AUBURN — The fire swept down on the neighborhood with such speed that Laurie Kendall didn't even have time to put on shoes.

She fled her home in a suburban-style neighborhood in the Placer foothills just ahead of the flames that would wipe out the house she had lived in for the past three years and about 50 others.

Kendall and many of her neighbors had only minutes to flee as the wind-driven grass fire that began Sunday afternoon sent embers from rooftop to rooftop, igniting homes one after another.

"I lived on five acres, and I was always terrified of fires," Kendall, 63, said Monday outside an animal shelter while looking for Scoobie, her 15-year-old tabby cat. "Now here I am in my nice little suburban house, and I'm burned out."

She left with just the clothes she had on — shorts and a tank top. The rocking chair and china set she inherited from her mother, family photographs and more than 500 books were burned to ashes.

"It was just too fast," she said.

The neighborhood in Auburn seems the most unlikely of places for a devastating fire — a suburban setting bordered by a busy highway, a shopping center anchored by a Target and a strip of local businesses.

Some homeowners never expected to worry about wildfires. In an instant, their sense of living safely within city limits was changed forever.

"I always felt really complacent living in this subdivision — thinking fire will never get here. It's so green," said Doug Healing, whose home survived the blaze. "There's just no guarantee."

Scanning the charred remains of his neighbors' houses, Healing, 47, said he now feels vulnerable. All but a few of the homes on his side of the street were still standing, but all that remained of the houses on the other side were smoldering foundations.

The fire was the most destructive in California since lightning sparked a series of fires that destroyed 106 homes in June 2008 in Butte County, said Daniel Berlant, a spokesman for the California Department of Forestry and Fire Protection.

The fire had burned 340 acres, or about half a square mile, and was 70 percent contained Monday evening, Berlant said. Residents were told they could return to their homes after 7 p.m.

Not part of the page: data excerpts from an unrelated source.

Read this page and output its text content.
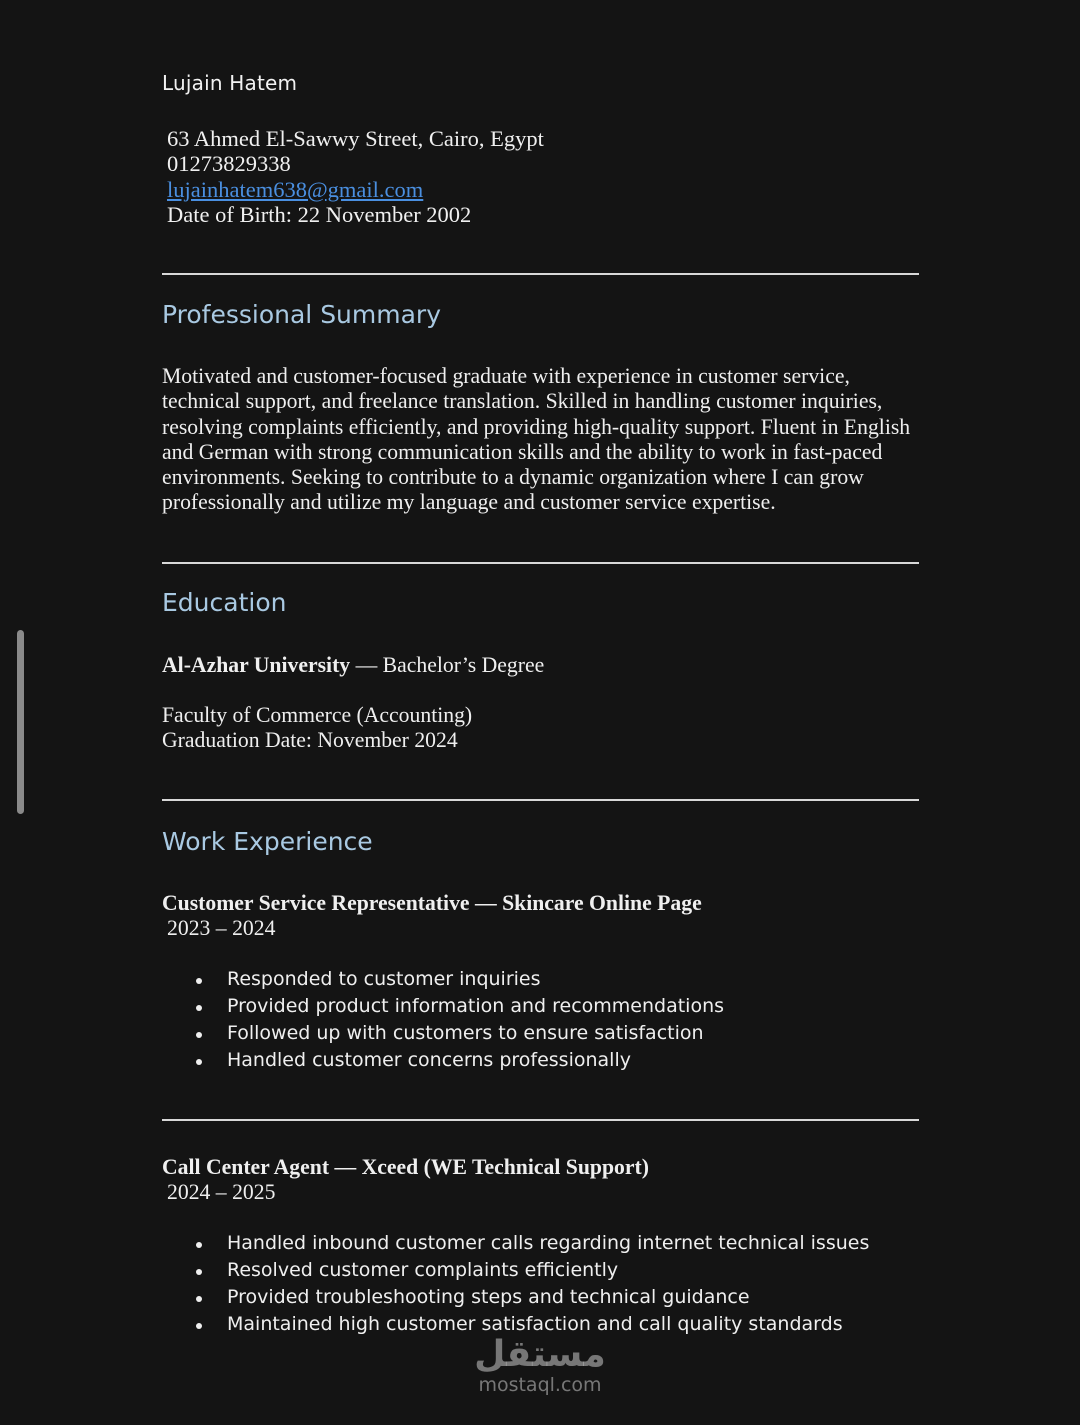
Lujain Hatem
63 Ahmed El-Sawwy Street, Cairo, Egypt
01273829338
lujainhatem638@gmail.com
Date of Birth: 22 November 2002
Professional Summary
Motivated and customer-focused graduate with experience in customer service,
technical support, and freelance translation. Skilled in handling customer inquiries,
resolving complaints efficiently, and providing high-quality support. Fluent in English
and German with strong communication skills and the ability to work in fast-paced
environments. Seeking to contribute to a dynamic organization where I can grow
professionally and utilize my language and customer service expertise.
Education
Al-Azhar University — Bachelor’s Degree
Faculty of Commerce (Accounting)
Graduation Date: November 2024
Work Experience
Customer Service Representative — Skincare Online Page
2023 – 2024
Responded to customer inquiries
Provided product information and recommendations
Followed up with customers to ensure satisfaction
Handled customer concerns professionally
Call Center Agent — Xceed (WE Technical Support)
2024 – 2025
Handled inbound customer calls regarding internet technical issues
Resolved customer complaints efficiently
Provided troubleshooting steps and technical guidance
Maintained high customer satisfaction and call quality standards
مستقل
mostaql.com
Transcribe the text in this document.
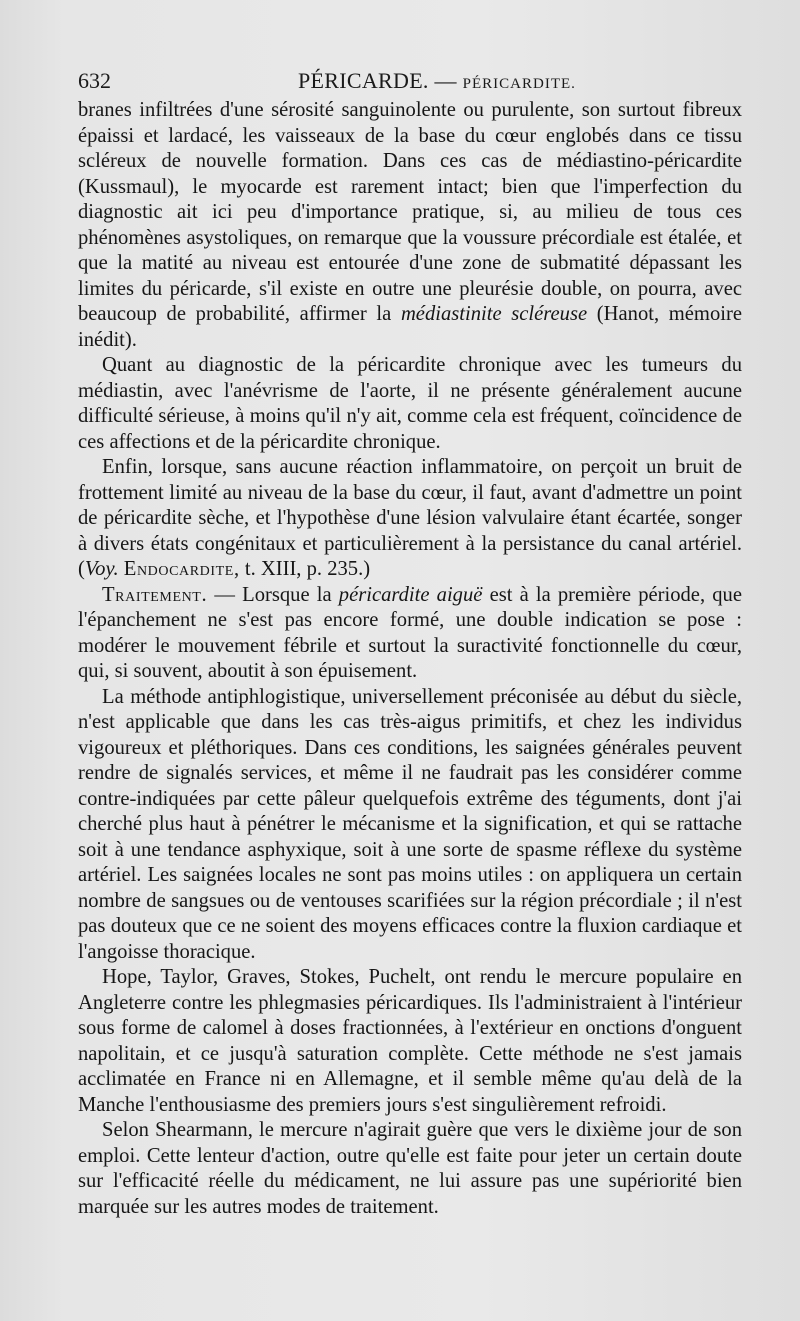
632	PÉRICARDE. — PÉRICARDITE.

branes infiltrées d'une sérosité sanguinolente ou purulente, son surtout fibreux épaissi et lardacé, les vaisseaux de la base du cœur englobés dans ce tissu scléreux de nouvelle formation. Dans ces cas de médiastino-péricardite (Kussmaul), le myocarde est rarement intact; bien que l'imperfection du diagnostic ait ici peu d'importance pratique, si, au milieu de tous ces phénomènes asystoliques, on remarque que la voussure précordiale est étalée, et que la matité au niveau est entourée d'une zone de submatité dépassant les limites du péricarde, s'il existe en outre une pleurésie double, on pourra, avec beaucoup de probabilité, affirmer la médiastinite scléreuse (Hanot, mémoire inédit).

Quant au diagnostic de la péricardite chronique avec les tumeurs du médiastin, avec l'anévrisme de l'aorte, il ne présente généralement aucune difficulté sérieuse, à moins qu'il n'y ait, comme cela est fréquent, coïncidence de ces affections et de la péricardite chronique.

Enfin, lorsque, sans aucune réaction inflammatoire, on perçoit un bruit de frottement limité au niveau de la base du cœur, il faut, avant d'admettre un point de péricardite sèche, et l'hypothèse d'une lésion valvulaire étant écartée, songer à divers états congénitaux et particulièrement à la persistance du canal artériel. (Voy. Endocardite, t. XIII, p. 235.)

Traitement. — Lorsque la péricardite aiguë est à la première période, que l'épanchement ne s'est pas encore formé, une double indication se pose : modérer le mouvement fébrile et surtout la suractivité fonctionnelle du cœur, qui, si souvent, aboutit à son épuisement.

La méthode antiphlogistique, universellement préconisée au début du siècle, n'est applicable que dans les cas très-aigus primitifs, et chez les individus vigoureux et pléthoriques. Dans ces conditions, les saignées générales peuvent rendre de signalés services, et même il ne faudrait pas les considérer comme contre-indiquées par cette pâleur quelquefois extrême des téguments, dont j'ai cherché plus haut à pénétrer le mécanisme et la signification, et qui se rattache soit à une tendance asphyxique, soit à une sorte de spasme réflexe du système artériel. Les saignées locales ne sont pas moins utiles : on appliquera un certain nombre de sangsues ou de ventouses scarifiées sur la région précordiale ; il n'est pas douteux que ce ne soient des moyens efficaces contre la fluxion cardiaque et l'angoisse thoracique.

Hope, Taylor, Graves, Stokes, Puchelt, ont rendu le mercure populaire en Angleterre contre les phlegmasies péricardiques. Ils l'administraient à l'intérieur sous forme de calomel à doses fractionnées, à l'extérieur en onctions d'onguent napolitain, et ce jusqu'à saturation complète. Cette méthode ne s'est jamais acclimatée en France ni en Allemagne, et il semble même qu'au delà de la Manche l'enthousiasme des premiers jours s'est singulièrement refroidi.

Selon Shearmann, le mercure n'agirait guère que vers le dixième jour de son emploi. Cette lenteur d'action, outre qu'elle est faite pour jeter un certain doute sur l'efficacité réelle du médicament, ne lui assure pas une supériorité bien marquée sur les autres modes de traitement.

Fire officials probably would not be able to pinpoint a cause for another week or so, said Bill Mendonca, a state battalion chief and the lead investigator. He said they had not excluded any possibilities.

Brian Swanson, a spokesman for Pacific, Gas & Electric Co., said he understood that downed power lines were part of the fire investigation. The utility will have to replace 18 power poles, he said.

At one point, PG&E cut service to some 3,700 customers to protect firefighters, but only about 250 remained without power by late Monday afternoon.

The fire was fueled by hot winds and dry grass, burning the first building within minutes after a passer-by reported it shortly before 2:30 p.m. Sunday, said Jeff Brand, the fire incident commander. It reached the subdivision within 25 minutes, leaving little time for residents to evacuate, he said.

"It's a prime example of how quickly a fire can develop and destroy acreage and homes," said Randy Smith, a deputy chief of operations for the Cal Fire.

Ken Skogen, a Placer County Sheriff's deputy who helped evacuate residents, said the embers were raining on rooftops throughout the subdivision.

"I kept trying to race in front of it," he said. "By the time you say, 'You need to get out now,' the fire was already on the home."

Skogen won praise Monday from Gov. Arnold Schwarzenegger after he learned the deputy had rescued an elderly woman from her burning home the day before.

The fire also wiped out or damaged several businesses in an area that also serves as a busy commercial corridor. Among them was a recently opened Harley-Davidson shop that was burned to the ground, although it appeared most of the motorcycles had been removed in time.

Next door to the cycle shop, the Schultz Tire Factory lost about $200,000 of its inventory of big-rig tires, but its equipment was spared when the building's automatic sprinklers kicked on.

Joyce Schultz, who owns the business with her husband, Bill, was with employees who were tearing out soggy ceiling tiles and cleaning up other water damage. The couple also lives in the area threatened by the fire, but their house survived.

"I think we have a lot to be thankful for when you look over the hill and see people lost everything," she said.